Spaander startte een groots nieuwbouwproject in Bilthoven dankzij een bijdrage van de Marshallplan-hulpgelden. Het RIV beschikte vanouds over artsen en dierenartsen. Spaander breidde het uit met beoefenaren van andere disciplines, zoals chemici, biologen, farmaceuten, natuurkundigen, technici en wiskundigen.
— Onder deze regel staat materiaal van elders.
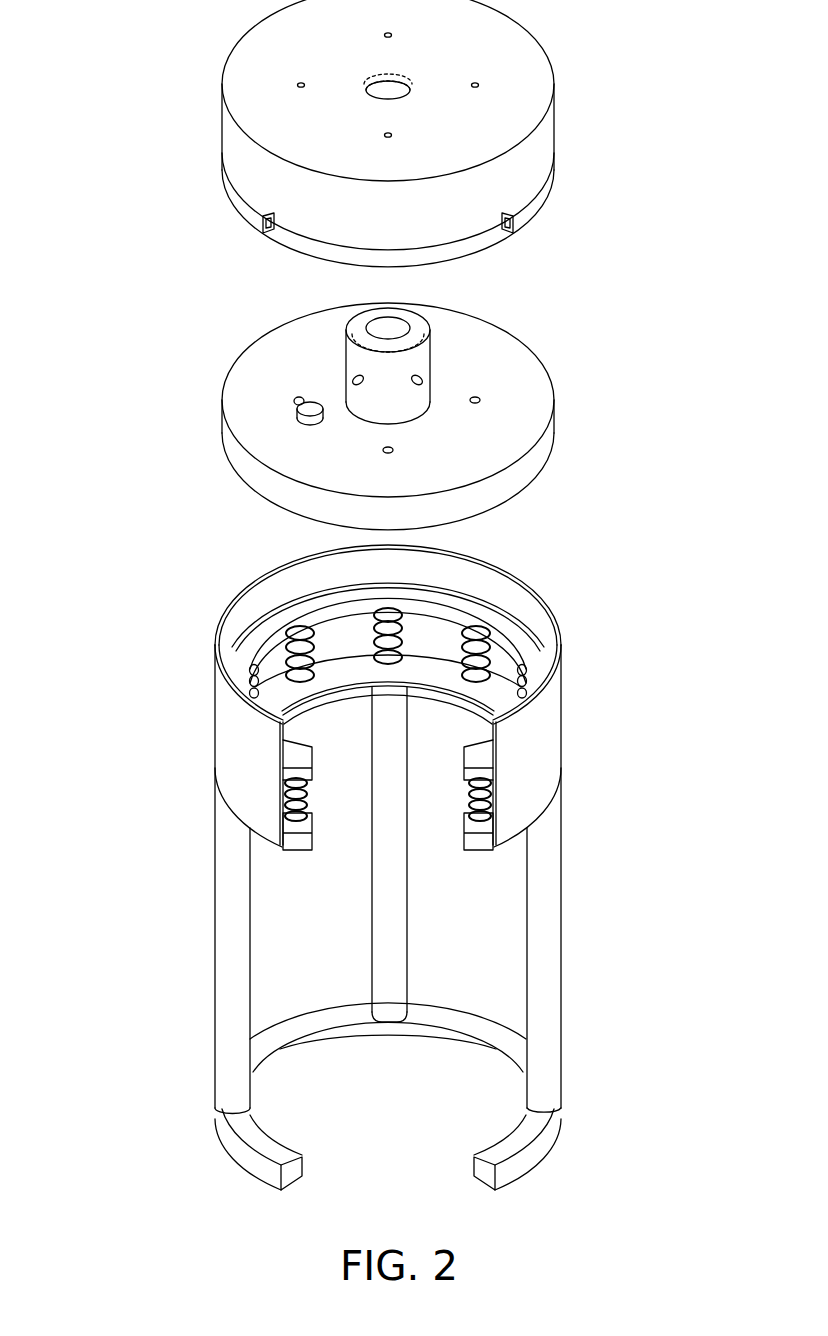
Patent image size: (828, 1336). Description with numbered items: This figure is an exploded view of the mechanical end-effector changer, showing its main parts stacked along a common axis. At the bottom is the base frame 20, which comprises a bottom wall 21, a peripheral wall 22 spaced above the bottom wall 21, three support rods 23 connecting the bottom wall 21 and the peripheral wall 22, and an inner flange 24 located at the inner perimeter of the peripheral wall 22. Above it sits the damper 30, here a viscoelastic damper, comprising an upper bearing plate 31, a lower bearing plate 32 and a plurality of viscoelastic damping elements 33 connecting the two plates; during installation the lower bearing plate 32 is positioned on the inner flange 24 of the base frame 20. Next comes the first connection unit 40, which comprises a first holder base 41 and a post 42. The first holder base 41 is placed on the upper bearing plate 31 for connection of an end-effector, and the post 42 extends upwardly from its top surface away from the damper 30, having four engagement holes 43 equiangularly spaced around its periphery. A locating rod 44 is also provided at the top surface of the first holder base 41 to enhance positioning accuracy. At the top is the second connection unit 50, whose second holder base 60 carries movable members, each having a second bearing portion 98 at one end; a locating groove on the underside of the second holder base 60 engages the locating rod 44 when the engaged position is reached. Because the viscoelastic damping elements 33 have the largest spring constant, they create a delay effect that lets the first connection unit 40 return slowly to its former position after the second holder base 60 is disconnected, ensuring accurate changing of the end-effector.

The base frame 20 is at (319, 867).
The bottom wall 21 is at (257, 782).
The peripheral wall 22 is at (350, 1096).
The support rods 23 is at (235, 945).
The inner flange 24 is at (328, 700).
The damper 30 is at (472, 713).
The upper bearing plate 31 is at (514, 628).
The lower bearing plate 32 is at (464, 795).
The viscoelastic damping elements 33 is at (478, 657).
The first connection unit 40 is at (424, 416).
The first holder base 41 is at (515, 418).
The post 42 is at (420, 362).
The engagement holes 43 is at (350, 378).
The locating rod 44 is at (303, 413).
The second connection unit 50 is at (407, 133).
The second holder base 60 is at (255, 85).
The second bearing portion 98 is at (263, 228).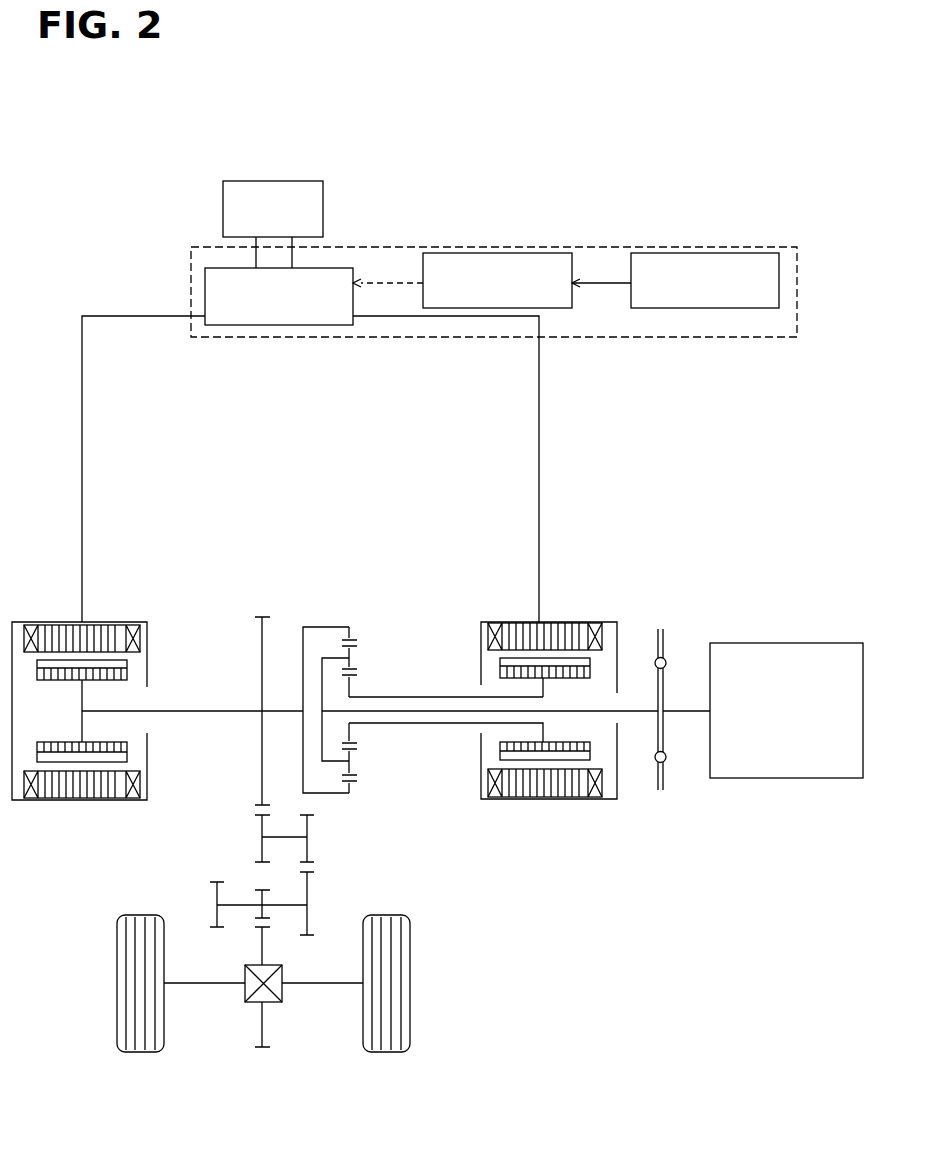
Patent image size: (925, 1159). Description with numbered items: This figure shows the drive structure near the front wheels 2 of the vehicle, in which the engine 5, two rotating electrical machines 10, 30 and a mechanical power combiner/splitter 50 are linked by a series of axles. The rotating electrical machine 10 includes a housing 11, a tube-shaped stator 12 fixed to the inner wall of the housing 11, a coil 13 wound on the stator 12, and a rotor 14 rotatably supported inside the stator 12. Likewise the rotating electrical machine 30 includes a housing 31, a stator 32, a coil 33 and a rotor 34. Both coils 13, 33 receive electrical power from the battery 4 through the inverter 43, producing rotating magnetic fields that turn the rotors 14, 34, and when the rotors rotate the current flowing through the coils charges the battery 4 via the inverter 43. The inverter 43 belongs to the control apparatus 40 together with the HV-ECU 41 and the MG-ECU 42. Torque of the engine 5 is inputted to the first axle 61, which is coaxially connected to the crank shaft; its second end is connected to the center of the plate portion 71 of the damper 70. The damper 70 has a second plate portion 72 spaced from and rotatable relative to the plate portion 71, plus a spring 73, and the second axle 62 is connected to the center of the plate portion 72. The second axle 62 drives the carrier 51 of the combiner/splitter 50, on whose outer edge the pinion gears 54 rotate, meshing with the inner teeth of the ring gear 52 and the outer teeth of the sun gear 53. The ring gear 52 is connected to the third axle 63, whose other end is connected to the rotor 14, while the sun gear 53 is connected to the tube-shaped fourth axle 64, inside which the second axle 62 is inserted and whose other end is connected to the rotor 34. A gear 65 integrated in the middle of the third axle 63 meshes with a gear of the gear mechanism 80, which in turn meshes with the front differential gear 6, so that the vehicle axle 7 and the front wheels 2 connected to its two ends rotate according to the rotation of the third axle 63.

The front wheel 2 is at (117, 983).
The battery 4 is at (266, 181).
The internal-combustion engine 5 is at (795, 643).
The front differential gear 6 is at (282, 996).
The vehicle axle 7 is at (197, 985).
The rotating electrical machine 10 is at (105, 703).
The housing 11 is at (146, 800).
The stator 12 is at (84, 800).
The coil 13 is at (32, 800).
The rotor 14 is at (127, 749).
The rotating electrical machine 30 is at (487, 704).
The housing 31 is at (612, 800).
The stator 32 is at (548, 800).
The coil 33 is at (495, 800).
The rotor 34 is at (500, 750).
The control apparatus 40 is at (573, 247).
The HV-ECU 41 is at (709, 253).
The MG-ECU 42 is at (491, 253).
The inverter 43 is at (345, 268).
The mechanical power combiner/splitter 50 is at (339, 684).
The carrier 51 is at (322, 688).
The ring gear 52 is at (322, 627).
The sun gear 53 is at (356, 748).
The pinion gear 54 is at (355, 640).
The first axle 61 is at (683, 711).
The second axle 62 is at (630, 711).
The third axle 63 is at (226, 711).
The fourth axle 64 is at (394, 697).
The gear 65 is at (259, 617).
The damper 70 is at (671, 687).
The plate portion 71 is at (664, 636).
The plate portion 72 is at (656, 660).
The spring 73 is at (655, 661).
The gear mechanism 80 is at (329, 869).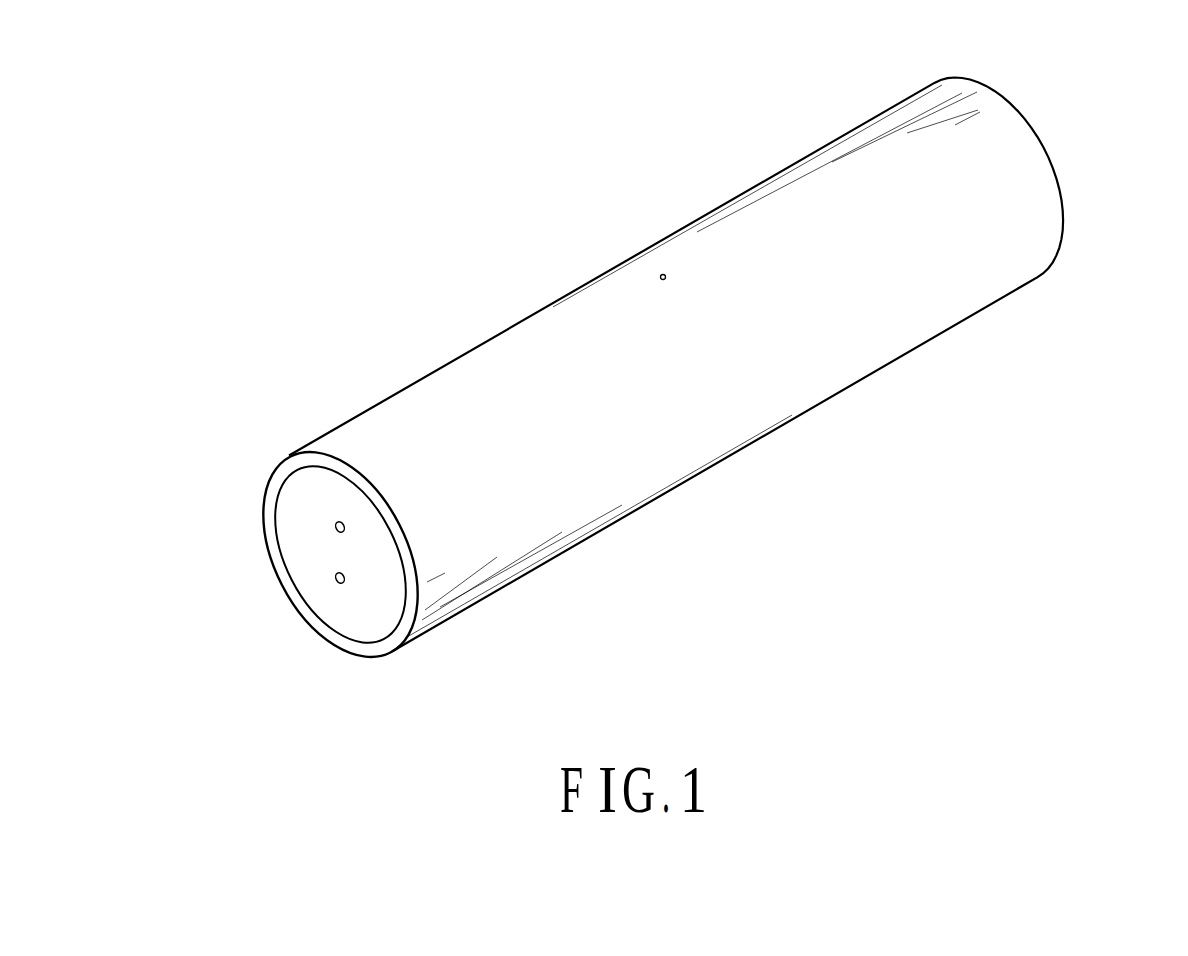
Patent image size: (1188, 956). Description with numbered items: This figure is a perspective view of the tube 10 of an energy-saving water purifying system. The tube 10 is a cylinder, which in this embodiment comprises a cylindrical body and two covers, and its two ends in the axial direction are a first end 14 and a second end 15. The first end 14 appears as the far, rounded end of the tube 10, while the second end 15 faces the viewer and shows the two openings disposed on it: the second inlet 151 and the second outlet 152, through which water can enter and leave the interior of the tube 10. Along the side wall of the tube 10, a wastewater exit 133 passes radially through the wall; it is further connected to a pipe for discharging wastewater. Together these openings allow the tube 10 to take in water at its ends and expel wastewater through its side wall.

The tube 10 is at (678, 380).
The first end 14 is at (728, 365).
The wastewater exit 133 is at (663, 274).
The second end 15 is at (318, 555).
The second inlet 151 is at (335, 524).
The second outlet 152 is at (338, 582).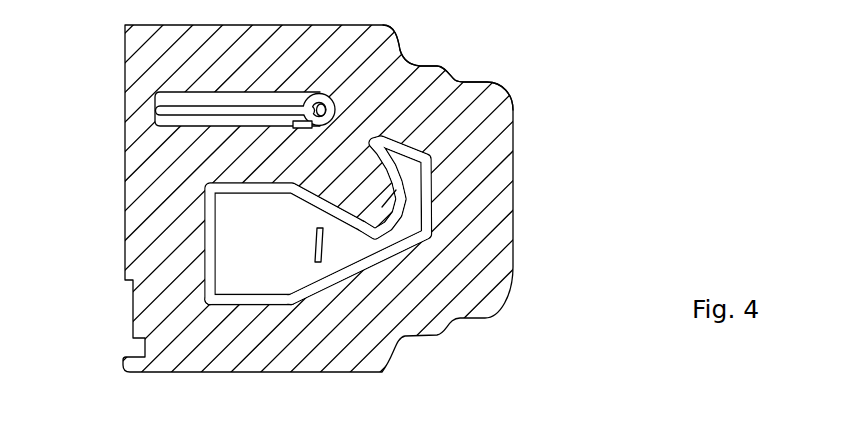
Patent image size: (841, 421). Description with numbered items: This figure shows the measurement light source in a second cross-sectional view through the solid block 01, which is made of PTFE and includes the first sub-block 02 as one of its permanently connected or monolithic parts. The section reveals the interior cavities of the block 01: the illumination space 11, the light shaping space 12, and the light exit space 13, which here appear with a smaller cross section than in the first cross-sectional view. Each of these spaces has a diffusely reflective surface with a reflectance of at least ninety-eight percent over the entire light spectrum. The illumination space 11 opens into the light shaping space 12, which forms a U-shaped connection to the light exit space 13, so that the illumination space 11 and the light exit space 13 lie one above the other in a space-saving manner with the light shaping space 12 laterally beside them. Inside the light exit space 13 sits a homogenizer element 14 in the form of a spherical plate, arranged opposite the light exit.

The block 01 is at (503, 280).
The first sub-block 02 is at (425, 82).
The illumination space 11 is at (210, 96).
The light shaping space 12 is at (412, 183).
The light exit space 13 is at (245, 247).
The homogenizer element 14 is at (323, 245).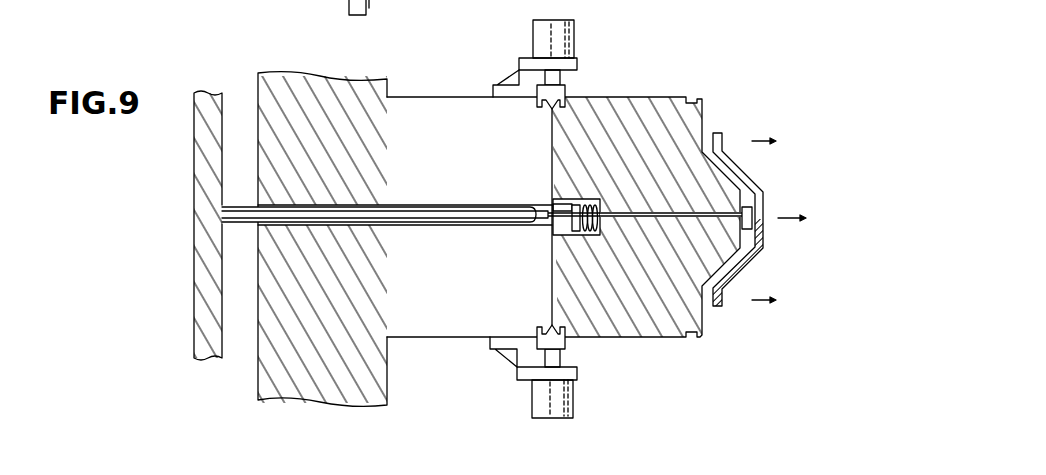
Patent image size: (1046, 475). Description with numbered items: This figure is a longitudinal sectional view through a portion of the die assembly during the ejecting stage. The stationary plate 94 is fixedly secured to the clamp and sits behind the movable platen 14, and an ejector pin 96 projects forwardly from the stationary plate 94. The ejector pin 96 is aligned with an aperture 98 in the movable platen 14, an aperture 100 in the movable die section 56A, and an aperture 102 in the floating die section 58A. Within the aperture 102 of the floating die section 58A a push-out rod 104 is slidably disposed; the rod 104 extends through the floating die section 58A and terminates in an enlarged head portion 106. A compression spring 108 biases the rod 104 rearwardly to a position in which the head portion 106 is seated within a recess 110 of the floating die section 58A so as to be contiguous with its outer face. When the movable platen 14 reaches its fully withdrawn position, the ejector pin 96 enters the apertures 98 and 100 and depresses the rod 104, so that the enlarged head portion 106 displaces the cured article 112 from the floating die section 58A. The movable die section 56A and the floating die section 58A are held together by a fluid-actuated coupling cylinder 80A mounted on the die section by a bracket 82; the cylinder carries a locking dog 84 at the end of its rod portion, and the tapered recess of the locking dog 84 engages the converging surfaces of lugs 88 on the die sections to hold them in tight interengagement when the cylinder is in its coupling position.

The movable platen 14 is at (268, 373).
The movable die section 56A is at (422, 97).
The floating die section 58A is at (665, 97).
The coupling cylinder 80A is at (574, 31).
The bracket 82 is at (578, 64).
The locking dog 84 is at (567, 89).
The lug 88 is at (552, 107).
The stationary plate 94 is at (202, 179).
The ejector pin 96 is at (465, 226).
The aperture 98 is at (350, 224).
The aperture 100 is at (445, 210).
The aperture 102 is at (590, 204).
The push-out rod 104 is at (673, 212).
The enlarged head portion 106 is at (760, 205).
The compression spring 108 is at (581, 236).
The recess 110 is at (761, 257).
The cured article 112 is at (749, 176).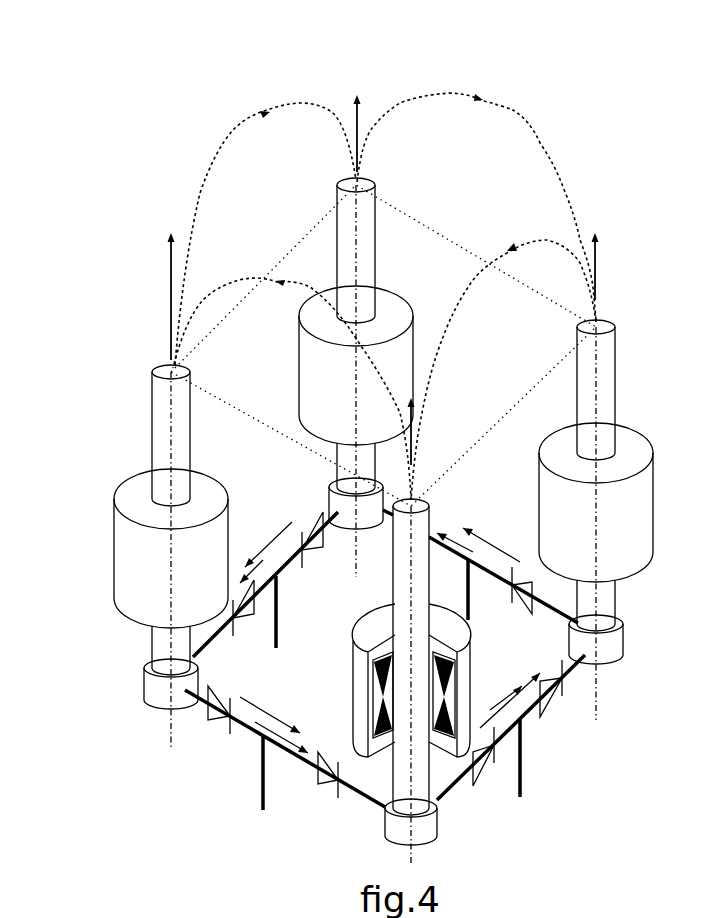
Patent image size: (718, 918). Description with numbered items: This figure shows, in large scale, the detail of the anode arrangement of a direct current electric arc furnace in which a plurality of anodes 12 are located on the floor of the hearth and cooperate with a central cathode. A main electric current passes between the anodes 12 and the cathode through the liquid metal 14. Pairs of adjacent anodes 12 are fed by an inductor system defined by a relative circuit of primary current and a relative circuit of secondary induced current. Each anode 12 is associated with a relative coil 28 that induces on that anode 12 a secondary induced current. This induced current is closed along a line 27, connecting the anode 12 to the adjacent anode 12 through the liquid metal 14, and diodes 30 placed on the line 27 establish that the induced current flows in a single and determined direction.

The anode 12 is at (163, 411).
The liquid metal 14 is at (467, 168).
The line 27 is at (248, 752).
The coil 28 is at (442, 722).
The diode 30 is at (318, 538).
Schone lucht, bodem en water werden toegevoegd aan de uitdagingen van het gezondheidsbeleid.[6] Naast het herkennen, opsporen, bestrijden en voorkomen van ziekteverwekkers (pokken, geslachtsziekten enzovoorts), van bronnen van fysische (bijvoorbeeld radioactieve stoffen)[7]) en chemische verontreiniging, en van geluidshinder, werd ook psychohygiëne in het gezondheidsbeleid geïntegreerd. Bij zijn pensionering waren meer dan duizend medewerkers actief in de zes sectoren van het instituut: microbiologie, milieuhygiëne, farmacologie, immunologie, epidemiologie en toxicologie/levensmiddelen. In het laboratorium voor toxicologie werd binnen 48 uur het endosulfan ontdekt als oorzaak van grootschalige vissterfte op 23 juni 1969 in de Rijn. Een primeur waarmee internationaal aanzien werd verworven en dat de basis vormde voor intensieve samenwerking met Duitsland.[8] In 1979 werd Spaander opgevolgd door Hans Cohen. Hierna heeft Spaander kunnen bijdragen aan invoering van milieueffectrapportages (MER)[9] in Nederland, onder andere door de Voorlopige Commissie voor de milieu-effectrapportage voor te zitten.

Spaander werd meerdere malen onderscheiden voor zijn werk. Zo was hij officier in de Orde van Oranje-Nassau met de zwaarden, ridder in de Orde van Nederlandse Leeuw, commandeur in de Orde van Oranje-Nassau, grootofficier in de Orde van Leopold II, commandeur in de Kroonorde van België, kreeg hij het Bundes Verdienst Kreuz van de Duitse Bondsrepubliek en was hij drager van het Kruis van Verdiensten van het Nederlandse Rode Kruis.

In 1980 kreeg hij een eredoctoraat in de geneeskunde van de Universiteit van Amsterdam voor zijn grote verdienste op het gebied van de Volksgezondheid.